Personal information
- Full name: David Roy Davies
- Born: 12 August 1928 Llanelli, Carmarthenshire, Wales
- Died: 14 July 2013 (aged 84) West Clandon, England
- Batting: Right-handed
- Relations: Haydn Davies (brother) Andrew Davies (nephew)

Domestic team information
- 1950: Glamorgan

Career statistics
| Competition | FC |
| Matches | 1 |
| Runs scored | 7 |
| Batting average | 7.00 |
| 100s/50s | –/– |
| Top score | 7 |
| Balls bowled | – |
| Wickets | – |
| Bowling average | – |
| 5 wickets in innings | – |
| 10 wickets in match | – |
| Best bowling | – |
| Catches/stumpings | –/– |
- Source: Cricinfo, 3 July 2010

= Roy Davies (cricketer) =

Welsh cricketer

David Roy Davies (12 August 1928 – 14 July 2013) was a Welsh cricketer. Davies was a right-handed batsman. He was born at Llanelli, Carmarthenshire. He was educated in his later early years at Cardiff University.

Davies made a single first-class appearance for Glamorgan in 1950 against Somerset. In the match, he scored 7 runs in his only first-class innings.

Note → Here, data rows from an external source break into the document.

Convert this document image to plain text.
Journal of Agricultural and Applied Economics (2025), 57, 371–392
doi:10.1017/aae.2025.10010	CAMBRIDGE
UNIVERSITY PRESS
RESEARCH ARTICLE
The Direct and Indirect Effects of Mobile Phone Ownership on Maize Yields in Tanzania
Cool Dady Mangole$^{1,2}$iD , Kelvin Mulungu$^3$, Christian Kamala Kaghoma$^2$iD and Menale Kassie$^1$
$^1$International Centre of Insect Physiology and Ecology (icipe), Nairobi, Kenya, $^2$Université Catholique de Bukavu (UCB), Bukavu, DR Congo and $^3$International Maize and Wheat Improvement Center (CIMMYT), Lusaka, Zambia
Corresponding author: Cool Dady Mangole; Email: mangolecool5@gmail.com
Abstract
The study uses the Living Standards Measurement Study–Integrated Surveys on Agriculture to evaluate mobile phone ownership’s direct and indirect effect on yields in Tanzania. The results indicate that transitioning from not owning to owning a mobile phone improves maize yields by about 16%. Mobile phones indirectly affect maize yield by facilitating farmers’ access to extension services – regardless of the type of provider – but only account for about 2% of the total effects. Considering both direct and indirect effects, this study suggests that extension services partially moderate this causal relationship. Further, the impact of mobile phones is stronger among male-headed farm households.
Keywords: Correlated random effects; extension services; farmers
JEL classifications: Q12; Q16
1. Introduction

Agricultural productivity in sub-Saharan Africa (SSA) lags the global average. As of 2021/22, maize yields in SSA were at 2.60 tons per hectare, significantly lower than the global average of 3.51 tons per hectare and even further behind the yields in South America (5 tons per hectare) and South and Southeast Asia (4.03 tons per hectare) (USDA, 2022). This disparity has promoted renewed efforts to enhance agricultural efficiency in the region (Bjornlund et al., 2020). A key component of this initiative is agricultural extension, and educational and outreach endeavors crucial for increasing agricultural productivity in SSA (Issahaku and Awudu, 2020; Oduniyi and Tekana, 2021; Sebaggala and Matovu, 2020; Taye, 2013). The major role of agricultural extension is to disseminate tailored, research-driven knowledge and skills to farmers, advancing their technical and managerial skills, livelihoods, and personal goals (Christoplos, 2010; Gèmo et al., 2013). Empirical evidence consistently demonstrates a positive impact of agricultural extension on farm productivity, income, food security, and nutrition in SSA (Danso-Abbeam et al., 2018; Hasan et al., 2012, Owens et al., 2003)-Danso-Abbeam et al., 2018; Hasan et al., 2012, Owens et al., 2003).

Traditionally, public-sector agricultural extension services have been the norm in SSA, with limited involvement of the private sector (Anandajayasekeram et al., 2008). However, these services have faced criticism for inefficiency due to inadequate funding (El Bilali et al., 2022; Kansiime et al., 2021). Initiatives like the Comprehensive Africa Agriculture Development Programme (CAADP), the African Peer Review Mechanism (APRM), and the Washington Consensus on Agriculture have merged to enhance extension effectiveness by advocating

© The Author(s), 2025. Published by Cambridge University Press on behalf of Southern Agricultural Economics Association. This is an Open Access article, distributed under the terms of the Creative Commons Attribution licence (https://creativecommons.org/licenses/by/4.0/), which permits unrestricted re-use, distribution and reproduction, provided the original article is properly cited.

Davies was an industrial chemist and fuel technologist who later worked for Unilever. Davies also played squash, a sport he represented Wales in.

==Family==
Davies had an older brother, Haydn, who played first-class cricket for Glamorgan and the Marylebone Cricket Club. Both of their parents were killed during the Second World War, after which Haydn adopted Roy and became his legal father. His nephew Andrew Davies played first-class cricket for Cambridge University and List-A cricket for the Combined Universities.